Supplement dosage: 2 to 3 times daily, take 1/2 to 1 teaspoon tincture or 2 capsules.

(Ganoderma lucidum and G. applanatum)
Reishi is known as the "mushroom of immortality" in Taoist tradition and considered a "superior herb" in Traditional Chinese Medicine. Today it's used to help treat many age-related disorders, such as coronary heart disease, high cholesterol, arthritis, immune disorders, and cancers, along with increasing energy and enhancing overall good health. Of the six types of reishi mushrooms, red reishi is most frequently used medicinally.

Preparation tips: Tough and fibrous, reishi is best cooked in soups or used in powdered or extract form.

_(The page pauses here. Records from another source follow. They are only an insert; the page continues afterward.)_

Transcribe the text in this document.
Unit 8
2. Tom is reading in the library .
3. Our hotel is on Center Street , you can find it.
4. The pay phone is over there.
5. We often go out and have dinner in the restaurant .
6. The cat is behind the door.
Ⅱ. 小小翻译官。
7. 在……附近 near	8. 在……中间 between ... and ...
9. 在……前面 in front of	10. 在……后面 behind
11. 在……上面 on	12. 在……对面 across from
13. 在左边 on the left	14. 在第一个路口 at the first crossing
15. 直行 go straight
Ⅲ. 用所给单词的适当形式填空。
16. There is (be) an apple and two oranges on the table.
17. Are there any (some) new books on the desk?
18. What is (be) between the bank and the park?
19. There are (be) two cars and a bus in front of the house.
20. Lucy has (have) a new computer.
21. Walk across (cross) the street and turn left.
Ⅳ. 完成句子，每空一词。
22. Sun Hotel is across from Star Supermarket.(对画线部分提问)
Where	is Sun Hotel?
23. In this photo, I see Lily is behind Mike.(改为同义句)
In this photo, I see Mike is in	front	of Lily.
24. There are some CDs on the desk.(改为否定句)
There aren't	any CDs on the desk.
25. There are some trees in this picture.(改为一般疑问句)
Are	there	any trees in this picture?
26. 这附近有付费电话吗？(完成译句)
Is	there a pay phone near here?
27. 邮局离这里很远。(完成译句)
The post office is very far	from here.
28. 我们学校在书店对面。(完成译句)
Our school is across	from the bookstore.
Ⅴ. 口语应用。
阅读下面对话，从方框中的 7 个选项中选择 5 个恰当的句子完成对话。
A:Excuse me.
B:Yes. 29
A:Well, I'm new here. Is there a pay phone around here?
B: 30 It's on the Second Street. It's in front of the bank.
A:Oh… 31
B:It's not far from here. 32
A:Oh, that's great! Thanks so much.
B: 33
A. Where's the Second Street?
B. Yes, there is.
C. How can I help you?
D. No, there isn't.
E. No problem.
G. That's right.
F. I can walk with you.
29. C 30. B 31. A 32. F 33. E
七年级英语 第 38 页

Supplement dosage: 2 to 3 times daily, take 1/2 to 1 teaspoon tincture or 2 capsules.

(Schizandra chinensis)
Known as the "five flavored plant," schizandra contains sweet, salty, sour, pungent, and bitter tastes. According to Traditional Chinese Medicine, each flavor activates and balances a different organ system. It was historically used as a preserver of youth, a beauty aid, and a powerful sexual tonic. In a study of racehorses, schizandra was shown to significantly increase the horses' speed and reduce their recovery time after racing. Schizandra contains liver-protecting compounds and has been shown to improve symptoms of hepatisis.

Preparation tips: Schizandra berries have a unique flavor; people either love them or don't. Mixed with ginseng, they increase stamina and endurance. Soak them in fruit juice and/or wine for a tonic drink, or cook them in honey until soft to make a sweet spread. In hot tea, they add a pleasant lemony flavor.

Supplement dosage: 2 to 3 times daily, take 1/2 to 1 teaspoon tincture or 2 capsules.